Thank you very much Gertz and Henry for your quick response. Thanks a lot

@ Henry: if you don't consider a third angle (e.g. sample rotation) you can in maximum only analyse fibre textures (if you know there is one) since this is only a single section in orientation space. If you have this opportunity to rotate your sample in steps it is exactly the same I described (perhaps not that clear) above.

You are right, a third angle is needed. The intensity of reflections depending on phi (rotation), omega (tilt) and 2theta gives you a complete information about the texture.

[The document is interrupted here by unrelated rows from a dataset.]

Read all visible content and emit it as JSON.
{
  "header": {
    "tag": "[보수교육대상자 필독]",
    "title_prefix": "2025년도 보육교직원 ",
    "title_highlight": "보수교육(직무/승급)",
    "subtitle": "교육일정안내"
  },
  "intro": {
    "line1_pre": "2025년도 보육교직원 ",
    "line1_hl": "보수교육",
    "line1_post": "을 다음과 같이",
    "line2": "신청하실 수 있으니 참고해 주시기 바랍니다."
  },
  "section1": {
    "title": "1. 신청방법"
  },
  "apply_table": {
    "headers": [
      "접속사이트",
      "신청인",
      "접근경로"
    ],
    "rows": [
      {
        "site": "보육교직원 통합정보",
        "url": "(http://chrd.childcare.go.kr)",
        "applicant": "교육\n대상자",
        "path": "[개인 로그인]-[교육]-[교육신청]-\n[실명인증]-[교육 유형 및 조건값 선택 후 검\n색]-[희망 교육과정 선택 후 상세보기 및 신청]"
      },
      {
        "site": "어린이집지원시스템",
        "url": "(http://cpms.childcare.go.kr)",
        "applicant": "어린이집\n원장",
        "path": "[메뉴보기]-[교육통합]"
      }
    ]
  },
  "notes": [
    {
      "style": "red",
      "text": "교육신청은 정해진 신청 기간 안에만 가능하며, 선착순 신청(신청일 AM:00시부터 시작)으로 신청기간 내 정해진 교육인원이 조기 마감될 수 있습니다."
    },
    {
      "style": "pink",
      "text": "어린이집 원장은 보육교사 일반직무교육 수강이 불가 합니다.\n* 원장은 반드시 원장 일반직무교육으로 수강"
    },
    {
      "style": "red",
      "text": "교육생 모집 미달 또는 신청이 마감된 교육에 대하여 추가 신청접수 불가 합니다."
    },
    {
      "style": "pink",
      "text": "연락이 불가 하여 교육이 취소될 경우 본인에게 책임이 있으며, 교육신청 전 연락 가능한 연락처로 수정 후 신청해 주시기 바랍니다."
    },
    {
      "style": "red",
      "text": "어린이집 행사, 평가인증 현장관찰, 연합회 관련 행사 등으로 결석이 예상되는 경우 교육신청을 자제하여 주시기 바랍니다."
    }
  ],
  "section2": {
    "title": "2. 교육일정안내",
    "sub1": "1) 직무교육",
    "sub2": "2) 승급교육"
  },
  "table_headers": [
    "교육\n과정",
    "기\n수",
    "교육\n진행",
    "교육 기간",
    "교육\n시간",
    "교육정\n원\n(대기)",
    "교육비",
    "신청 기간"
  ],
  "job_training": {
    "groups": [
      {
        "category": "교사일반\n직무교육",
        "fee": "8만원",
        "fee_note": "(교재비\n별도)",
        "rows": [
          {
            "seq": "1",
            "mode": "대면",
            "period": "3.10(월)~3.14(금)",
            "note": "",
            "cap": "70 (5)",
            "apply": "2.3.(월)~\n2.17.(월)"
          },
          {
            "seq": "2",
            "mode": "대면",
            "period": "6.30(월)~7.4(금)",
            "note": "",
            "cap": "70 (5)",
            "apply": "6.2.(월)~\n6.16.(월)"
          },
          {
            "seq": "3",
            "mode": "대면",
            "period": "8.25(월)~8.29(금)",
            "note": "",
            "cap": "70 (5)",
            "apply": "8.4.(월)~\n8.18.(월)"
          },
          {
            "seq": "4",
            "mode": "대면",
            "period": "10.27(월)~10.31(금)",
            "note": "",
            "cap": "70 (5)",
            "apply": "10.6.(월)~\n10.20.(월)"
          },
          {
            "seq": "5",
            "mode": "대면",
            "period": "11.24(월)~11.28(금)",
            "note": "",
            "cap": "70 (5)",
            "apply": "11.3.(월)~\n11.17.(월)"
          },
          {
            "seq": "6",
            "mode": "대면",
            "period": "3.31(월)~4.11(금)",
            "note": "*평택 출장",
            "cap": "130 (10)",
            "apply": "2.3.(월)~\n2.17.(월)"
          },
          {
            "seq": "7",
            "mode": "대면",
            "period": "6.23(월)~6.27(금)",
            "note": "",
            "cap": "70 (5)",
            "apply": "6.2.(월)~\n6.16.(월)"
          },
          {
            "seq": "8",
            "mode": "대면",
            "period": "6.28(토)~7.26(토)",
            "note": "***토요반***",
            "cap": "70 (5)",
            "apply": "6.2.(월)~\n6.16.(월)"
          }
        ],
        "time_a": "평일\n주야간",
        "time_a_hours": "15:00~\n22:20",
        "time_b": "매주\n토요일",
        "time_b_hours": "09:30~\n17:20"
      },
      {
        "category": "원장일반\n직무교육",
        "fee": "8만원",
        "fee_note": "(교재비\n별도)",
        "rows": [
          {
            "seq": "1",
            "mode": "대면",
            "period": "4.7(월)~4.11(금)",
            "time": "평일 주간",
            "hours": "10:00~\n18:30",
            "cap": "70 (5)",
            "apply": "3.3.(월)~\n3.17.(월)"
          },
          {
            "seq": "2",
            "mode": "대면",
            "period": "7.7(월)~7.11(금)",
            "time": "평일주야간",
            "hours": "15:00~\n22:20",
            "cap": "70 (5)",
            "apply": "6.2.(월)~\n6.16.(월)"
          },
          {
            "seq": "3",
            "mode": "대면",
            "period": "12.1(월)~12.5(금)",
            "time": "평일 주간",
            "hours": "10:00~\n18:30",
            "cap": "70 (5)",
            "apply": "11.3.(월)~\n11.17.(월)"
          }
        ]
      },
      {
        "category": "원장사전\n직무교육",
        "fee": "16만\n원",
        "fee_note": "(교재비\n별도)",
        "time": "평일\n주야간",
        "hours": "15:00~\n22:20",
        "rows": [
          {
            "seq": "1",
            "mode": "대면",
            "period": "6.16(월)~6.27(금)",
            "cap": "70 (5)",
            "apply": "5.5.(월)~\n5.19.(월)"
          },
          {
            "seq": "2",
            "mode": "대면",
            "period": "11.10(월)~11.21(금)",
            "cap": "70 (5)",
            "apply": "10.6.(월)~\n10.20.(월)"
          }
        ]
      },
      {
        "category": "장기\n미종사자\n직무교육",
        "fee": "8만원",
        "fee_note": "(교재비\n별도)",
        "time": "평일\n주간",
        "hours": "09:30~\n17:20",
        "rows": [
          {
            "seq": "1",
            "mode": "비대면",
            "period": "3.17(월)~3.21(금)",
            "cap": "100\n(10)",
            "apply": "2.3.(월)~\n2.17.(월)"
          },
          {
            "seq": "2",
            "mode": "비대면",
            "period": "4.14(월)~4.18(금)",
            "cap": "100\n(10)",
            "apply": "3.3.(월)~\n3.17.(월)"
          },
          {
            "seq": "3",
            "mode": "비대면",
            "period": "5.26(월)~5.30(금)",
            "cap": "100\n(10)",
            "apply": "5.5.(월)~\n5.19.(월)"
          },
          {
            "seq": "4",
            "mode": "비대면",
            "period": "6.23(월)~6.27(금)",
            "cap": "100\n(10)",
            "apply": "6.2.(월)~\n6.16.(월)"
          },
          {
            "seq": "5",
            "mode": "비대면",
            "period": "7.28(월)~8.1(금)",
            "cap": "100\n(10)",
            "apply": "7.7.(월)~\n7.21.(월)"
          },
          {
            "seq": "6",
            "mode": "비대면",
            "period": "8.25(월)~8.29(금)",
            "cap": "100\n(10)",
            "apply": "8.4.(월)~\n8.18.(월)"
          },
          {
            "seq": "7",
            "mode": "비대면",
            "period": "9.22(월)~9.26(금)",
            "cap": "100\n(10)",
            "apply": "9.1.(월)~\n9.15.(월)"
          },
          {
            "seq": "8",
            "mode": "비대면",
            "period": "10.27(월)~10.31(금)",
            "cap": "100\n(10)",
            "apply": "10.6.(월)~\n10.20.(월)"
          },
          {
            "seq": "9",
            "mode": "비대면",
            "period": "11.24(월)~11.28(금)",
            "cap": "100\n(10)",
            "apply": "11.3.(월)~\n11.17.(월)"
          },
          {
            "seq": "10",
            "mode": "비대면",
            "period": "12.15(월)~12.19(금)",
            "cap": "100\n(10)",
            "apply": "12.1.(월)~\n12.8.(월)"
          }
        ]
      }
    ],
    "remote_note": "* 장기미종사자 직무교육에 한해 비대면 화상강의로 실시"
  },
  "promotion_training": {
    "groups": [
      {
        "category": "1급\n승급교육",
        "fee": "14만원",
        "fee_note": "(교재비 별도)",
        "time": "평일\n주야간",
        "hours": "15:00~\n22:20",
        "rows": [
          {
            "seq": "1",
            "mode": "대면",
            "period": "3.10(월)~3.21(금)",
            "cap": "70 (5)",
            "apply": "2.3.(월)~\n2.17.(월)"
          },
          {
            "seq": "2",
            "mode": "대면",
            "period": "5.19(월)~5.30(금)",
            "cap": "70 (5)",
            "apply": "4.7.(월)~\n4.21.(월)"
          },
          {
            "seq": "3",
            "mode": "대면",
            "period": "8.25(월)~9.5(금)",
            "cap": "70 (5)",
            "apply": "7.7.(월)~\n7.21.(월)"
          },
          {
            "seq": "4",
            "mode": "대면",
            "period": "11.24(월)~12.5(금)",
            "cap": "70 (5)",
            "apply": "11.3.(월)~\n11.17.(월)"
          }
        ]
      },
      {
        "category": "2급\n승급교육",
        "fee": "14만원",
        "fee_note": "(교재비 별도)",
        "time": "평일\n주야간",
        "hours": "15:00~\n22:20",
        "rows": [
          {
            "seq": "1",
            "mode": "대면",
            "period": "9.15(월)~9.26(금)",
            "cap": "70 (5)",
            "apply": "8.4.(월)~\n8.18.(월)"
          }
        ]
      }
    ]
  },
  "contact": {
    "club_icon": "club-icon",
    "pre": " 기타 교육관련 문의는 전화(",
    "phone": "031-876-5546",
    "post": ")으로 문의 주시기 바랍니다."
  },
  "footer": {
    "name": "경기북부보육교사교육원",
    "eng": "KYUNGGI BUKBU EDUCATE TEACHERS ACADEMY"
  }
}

The limitations on using omega instead of psi (included in the eulerian craddle) are the maximum values for the tilt: using the psi degree of freedom the range for the tilt varies from 0 up to 90 degrees, but in the omega tilt, the range depends on the 2theta position of the peak.

There is a model for texture analysis, the March-Dollase model, where you measure the intensity of reflections depending on omega and 2theta, and the model gives you the texture factor.

I have performed a measurement where the intensity depends on omega for a fixed 2theta position and this measurement was made for various phi positions, then I plotted the intensity in cylindrical coordinates where the radius is omega, the rotation is phi and the z axix is the intensity. The proyection of this 3D plot in the 2D polar plane, gives you a complete information of the texture of the sample.

I think you should post one measurement for Ravikumar Iyyamperumal that he can imagine what you are talking about. Images are always better that many words.